Сократ заметил это и сказал:

– У глобального человека умопостигаемые пифагоровы штаны хотя и облегают тело, но сквозь них ничто не просвечивает. А сквозь дыры твоего рваного плаща, Антисфен, я вижу тщеславие.

– Это он так вырядился, чтобы завлекать блудниц, – сказал Алкивиад.

Антисфен тут же вспылил:

– Я предпочел бы безумие наслаждению! А если бы мне попалась сама Афродита, то я пронзил бы ее стрелой, потому что она погубила много наших прекрасных и достойнейших женщин. А любовь – это порок природы. Несчастные, попав под ее власть, называют болезнь божеством. Но этим только доказывается, что невежественные люди из-за незнания подчиняются наслаждению, которое не следует допускать, хотя оно зовется божеством и дано богами только для потребностей продолжения рода. А сходиться следует только с такими женщинами, которые вам будут за это благодарны.

– Да они тут все будут тебе благодарны, заплати только побольше! – захохотал Алкивиад.

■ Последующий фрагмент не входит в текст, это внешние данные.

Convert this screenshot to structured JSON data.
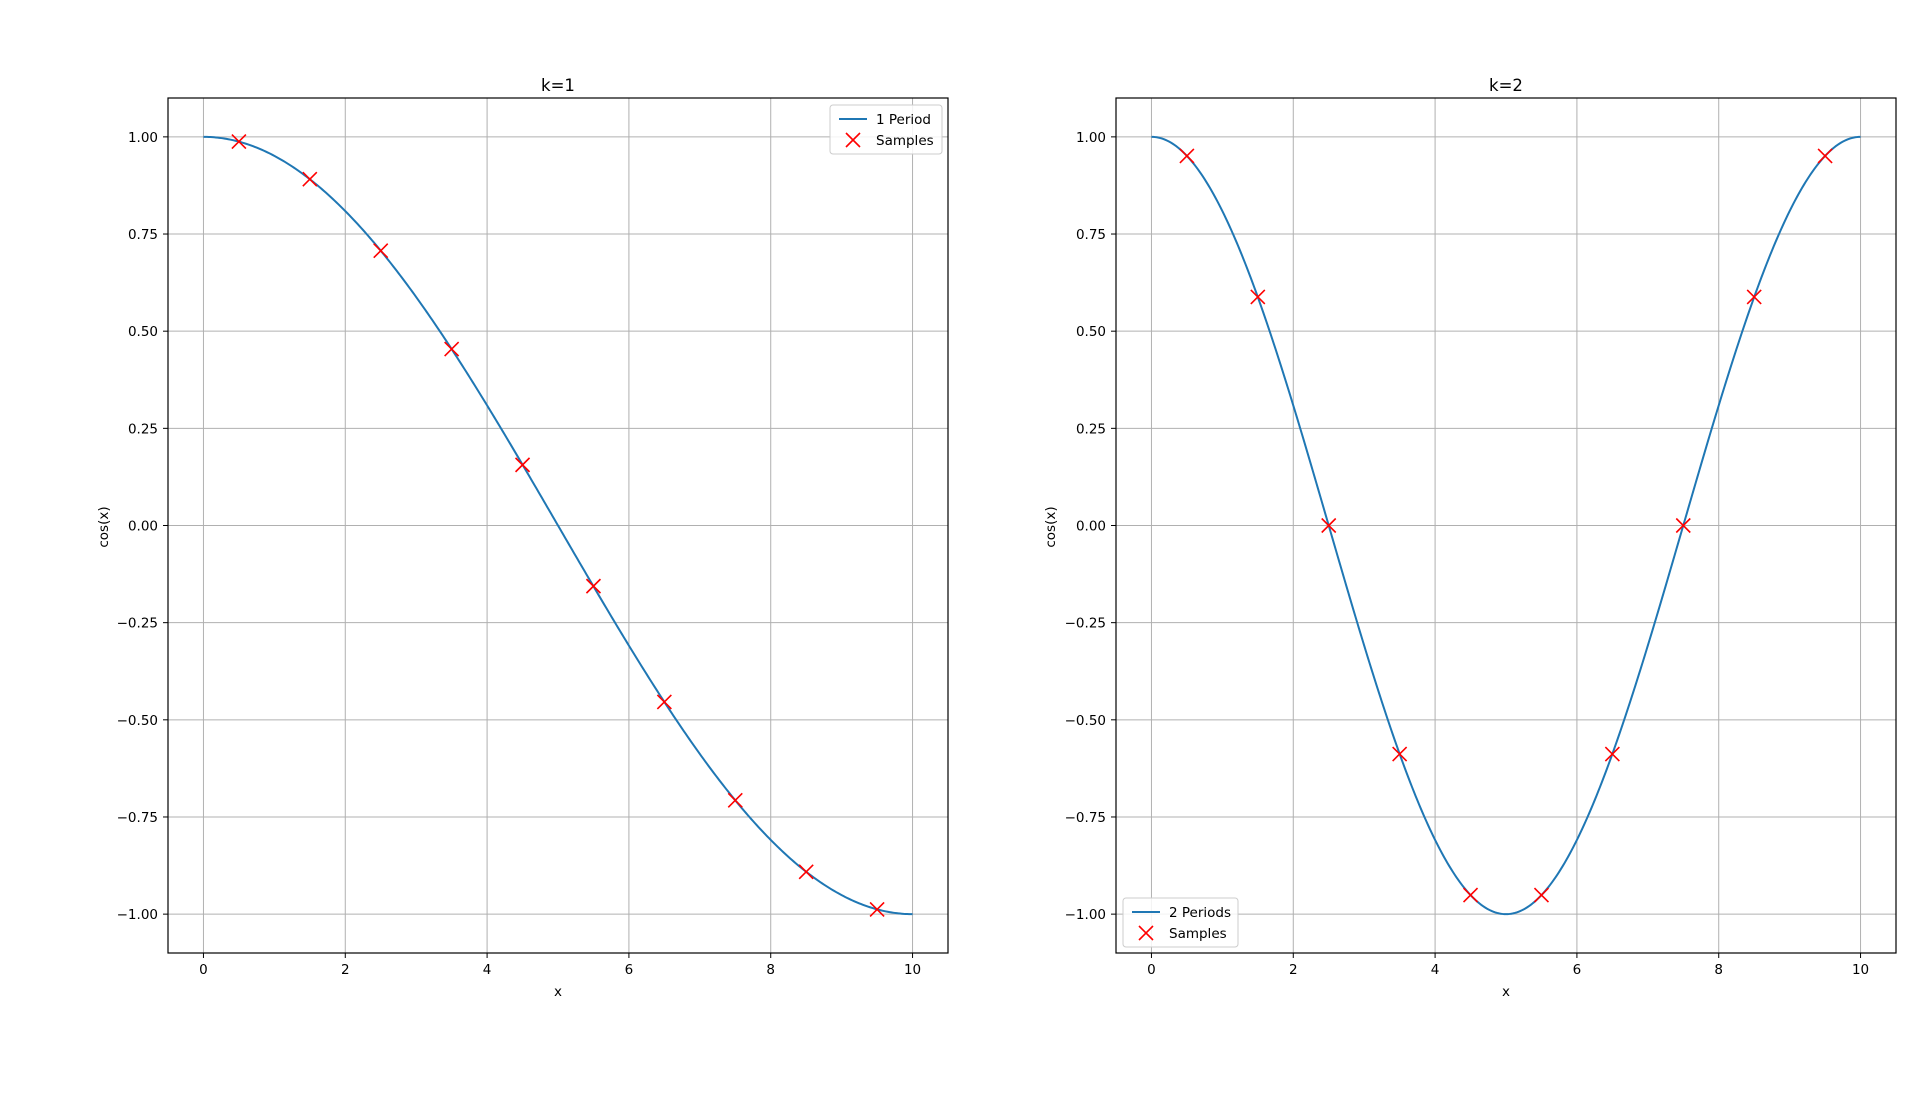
{
  "chart_data": [
    {
      "type": "line",
      "title": "k=1",
      "xlabel": "x",
      "ylabel": "cos(x)",
      "xlim": [
        -0.5,
        10.5
      ],
      "ylim": [
        -1.1,
        1.1
      ],
      "xticks": [
        0,
        2,
        4,
        6,
        8,
        10
      ],
      "xtick_labels": [
        "0",
        "2",
        "4",
        "6",
        "8",
        "10"
      ],
      "yticks": [
        1.0,
        0.75,
        0.5,
        0.25,
        0.0,
        -0.25,
        -0.5,
        -0.75,
        -1.0
      ],
      "ytick_labels": [
        "1.00",
        "0.75",
        "0.50",
        "0.25",
        "0.00",
        "−0.25",
        "−0.50",
        "−0.75",
        "−1.00"
      ],
      "grid": true,
      "legend_position": "top-right",
      "periods": 1,
      "series": [
        {
          "name": "1 Period",
          "kind": "line",
          "color": "#1f77b4",
          "x_range": [
            0,
            10
          ],
          "function": "cos(pi*x/10)"
        },
        {
          "name": "Samples",
          "kind": "marker",
          "marker": "x",
          "color": "#ff0000",
          "x": [
            0.5,
            1.5,
            2.5,
            3.5,
            4.5,
            5.5,
            6.5,
            7.5,
            8.5,
            9.5
          ],
          "y": [
            0.988,
            0.891,
            0.707,
            0.454,
            0.156,
            -0.156,
            -0.454,
            -0.707,
            -0.891,
            -0.988
          ]
        }
      ]
    },
    {
      "type": "line",
      "title": "k=2",
      "xlabel": "x",
      "ylabel": "cos(x)",
      "xlim": [
        -0.5,
        10.5
      ],
      "ylim": [
        -1.1,
        1.1
      ],
      "xticks": [
        0,
        2,
        4,
        6,
        8,
        10
      ],
      "xtick_labels": [
        "0",
        "2",
        "4",
        "6",
        "8",
        "10"
      ],
      "yticks": [
        1.0,
        0.75,
        0.5,
        0.25,
        0.0,
        -0.25,
        -0.5,
        -0.75,
        -1.0
      ],
      "ytick_labels": [
        "1.00",
        "0.75",
        "0.50",
        "0.25",
        "0.00",
        "−0.25",
        "−0.50",
        "−0.75",
        "−1.00"
      ],
      "grid": true,
      "legend_position": "bottom-left",
      "periods": 2,
      "series": [
        {
          "name": "2 Periods",
          "kind": "line",
          "color": "#1f77b4",
          "x_range": [
            0,
            10
          ],
          "function": "cos(2*pi*x/10)"
        },
        {
          "name": "Samples",
          "kind": "marker",
          "marker": "x",
          "color": "#ff0000",
          "x": [
            0.5,
            1.5,
            2.5,
            3.5,
            4.5,
            5.5,
            6.5,
            7.5,
            8.5,
            9.5
          ],
          "y": [
            0.951,
            0.588,
            0.0,
            -0.588,
            -0.951,
            -0.951,
            -0.588,
            0.0,
            0.588,
            0.951
          ]
        }
      ]
    }
  ]
}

– Платить-то ему и нечем, – заметил Критий. – Кроме того, этот мудрец чурается любви, как бес ладана.

– Мудрец не должен чуждаться любви, – разъяснил свою противоречивую позицию Антисфен, – ибо только он знает, кто достоин ее. А жениться следует для продолжения рода, сходясь для этого с самыми прекрасными женщинами.

– То-то поговаривают, что у твоего отца жена была алтайка! – залился хохотом Алкивиад.

– Да и вы, сибирские афиняне, гордящиеся чистотой крови, ничуть не родовитее улиток и кузнечиков.

Тут все, кроме Крития, снова рассмеялись. А потом Сократ сказал:

– От чистокровных сибирских афинян никогда бы не родился столь доблестный муж, как Антисфен. Да и девушку в жены мы ему подыщем достойную. Ведь, друзья, мои, женская природа ни в чем не уступает мужской, но она нуждается в знаниях и в силе. Поэтому, у кого есть жена, пусть смело учит ее тому, чему бы он хотел научиться сам.

– Как же ты, Сократ, – сказал Антисфен, – придерживаясь такого мнения, не воспитываешь Ксантиппу, а живешь с женщиной самой несносной, как я думаю, из всех, которые есть, были и будут? Может, мне сосватать другую женщину тебе в жены?

– Да ты, Антисфен, видать, хороший сводник! – сказал Сократ, уклоняясь от разговора о Ксантиппе. – Это сложное и хорошее искусство.

Антисфен тут же надулся обидой, но не отставал от нас.

– А что ты, Сократ, можешь сказать, – спросил Алкивиад, – почему это Антисфен вправе гордиться таким бесславным искусством, которое ты назвал?

– Хорошо. Уговоримся сперва, – сказал Сократ, – в чем состоит дело сводника. На все мои вопросы отвечайте без замедления, чтобы нам знать все, в чем придем к соглашению. Согласны?

– Конечно, – ответили все, и даже я – мысленно.

– Итак, – начал Сократ, – задача сводника – сделать так, чтобы тот или та, кого он сводит, нравился тем, с кем он будет иметь дело, не правда ли?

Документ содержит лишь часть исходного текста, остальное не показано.